Accueil | Nos rubriques | Actualité

Désinformation & Lobbying

Turquie/Arménie : Propagande arménienne auprès de l’UE et de l’Otan

lundi 9 juillet 2007


Le Premier ministre arménien, Serj Sarksian, a accusé vendredi à l’Union européenne et à l’Otan de ne pas intervenir sur la fermeture de la frontière entre la Turquie et l’Arménie.

Ce "blocus", a-t-il prétendu, "coûte un tiers de son PIB à son pays". "Les Européens sont timorés sur ces questions. Ils aiment bien parler des droits de l’homme, des valeurs démocratiques, mais c’est bien plus facile de parler que de faire quelque chose", a-t-il lancé sur un ton arrogant dans un entretien à l’agence Reuters.

Le Premier ministre arménien s’est bien gardé d’évoquer les raisons qui ont poussé la Turquie à fermer cette fameuse frontière.

Rappel des faits

La Turquie a fermé sa frontière avec l’Arménie en 1993, suite à l’invasion de l’Azerbaïdjan par les troupes arméniennes soutenues par des soldats russes.
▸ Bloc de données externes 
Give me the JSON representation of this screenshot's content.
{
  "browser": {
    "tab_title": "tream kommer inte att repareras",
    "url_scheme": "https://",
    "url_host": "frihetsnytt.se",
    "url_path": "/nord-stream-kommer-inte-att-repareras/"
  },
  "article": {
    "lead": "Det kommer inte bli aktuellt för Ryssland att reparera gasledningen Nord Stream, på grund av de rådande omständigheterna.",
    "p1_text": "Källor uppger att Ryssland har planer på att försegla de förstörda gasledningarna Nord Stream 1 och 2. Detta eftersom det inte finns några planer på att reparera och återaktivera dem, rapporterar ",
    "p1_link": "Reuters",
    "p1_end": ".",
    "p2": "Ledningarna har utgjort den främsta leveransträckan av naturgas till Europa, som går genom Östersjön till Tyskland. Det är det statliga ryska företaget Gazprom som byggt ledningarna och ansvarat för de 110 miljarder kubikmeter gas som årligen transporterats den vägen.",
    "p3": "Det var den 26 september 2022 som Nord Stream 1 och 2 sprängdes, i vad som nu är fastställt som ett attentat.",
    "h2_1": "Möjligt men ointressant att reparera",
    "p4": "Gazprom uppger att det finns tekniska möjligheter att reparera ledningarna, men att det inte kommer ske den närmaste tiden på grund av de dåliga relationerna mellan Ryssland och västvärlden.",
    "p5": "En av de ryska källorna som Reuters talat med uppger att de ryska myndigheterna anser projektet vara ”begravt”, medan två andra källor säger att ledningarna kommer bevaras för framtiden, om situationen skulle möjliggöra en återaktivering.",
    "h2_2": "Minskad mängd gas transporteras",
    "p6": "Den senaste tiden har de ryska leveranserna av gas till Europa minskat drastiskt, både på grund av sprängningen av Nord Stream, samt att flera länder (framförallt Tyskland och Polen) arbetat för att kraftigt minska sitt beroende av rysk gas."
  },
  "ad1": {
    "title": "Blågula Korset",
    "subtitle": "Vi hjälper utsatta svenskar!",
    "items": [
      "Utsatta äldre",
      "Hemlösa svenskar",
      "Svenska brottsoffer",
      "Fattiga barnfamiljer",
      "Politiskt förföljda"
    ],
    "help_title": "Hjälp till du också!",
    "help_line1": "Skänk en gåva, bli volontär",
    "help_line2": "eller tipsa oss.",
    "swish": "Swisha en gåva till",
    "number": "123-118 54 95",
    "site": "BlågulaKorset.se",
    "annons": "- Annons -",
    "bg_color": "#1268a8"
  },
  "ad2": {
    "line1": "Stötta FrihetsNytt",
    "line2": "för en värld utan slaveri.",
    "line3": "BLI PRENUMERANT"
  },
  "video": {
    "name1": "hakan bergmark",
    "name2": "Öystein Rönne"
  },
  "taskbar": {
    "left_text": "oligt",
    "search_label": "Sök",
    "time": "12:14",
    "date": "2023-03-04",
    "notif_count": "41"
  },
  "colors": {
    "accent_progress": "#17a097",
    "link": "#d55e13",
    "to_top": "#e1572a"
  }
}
L’Arménie occupe illégalement depuis plus de 20 ans le Haut-Karabagh, une région d’Azerbaïdjan peuplée d’Azéris et d’Arméniens. Le territoire tant convoité par les nationalistes arméniens fut la scène d’un véritable génocide perpetré par l’Etat arménien contre la population civile azérie de la région. Malgré les pressions de la communauté internationale, l’Arménie persiste à occuper le Haut-Karabagh et plusieurs districts au pourtour. L’Arménie profte par ailleurs de ses officines de lobbying ultranationalistes installées à l’étranger (principalement Europe et USA) pour mener une virulante propagande négationniste du Génocide Azéri.

Dialogue

La Turquie a plusieurs fois tendu la main à l’Arménie en proposant de reprendre les contacts diplomatiques mais l’Arménie s’y oppose tant que la Turquie "ne reconnait pas le génocide arménien". Les Turcs se sont dits totalement ouverts au dialogue sur la question et ont proposé l’instauration d’une comission mixte d’historiens chargée d’étudier le sujet controversé. Les Turcs ont déclaré qu’ils accepteraient les résultats d’une telle étude, quelle qu’elle soit, mais l’Arménie reste réticente à cette idée qui risquerait de remettre en cause le long et très couteux travail de lobbying mené auprès des élus européens et américains que les nationalistes arméniens éspèrent utiliser pour faire pression sur les Turcs.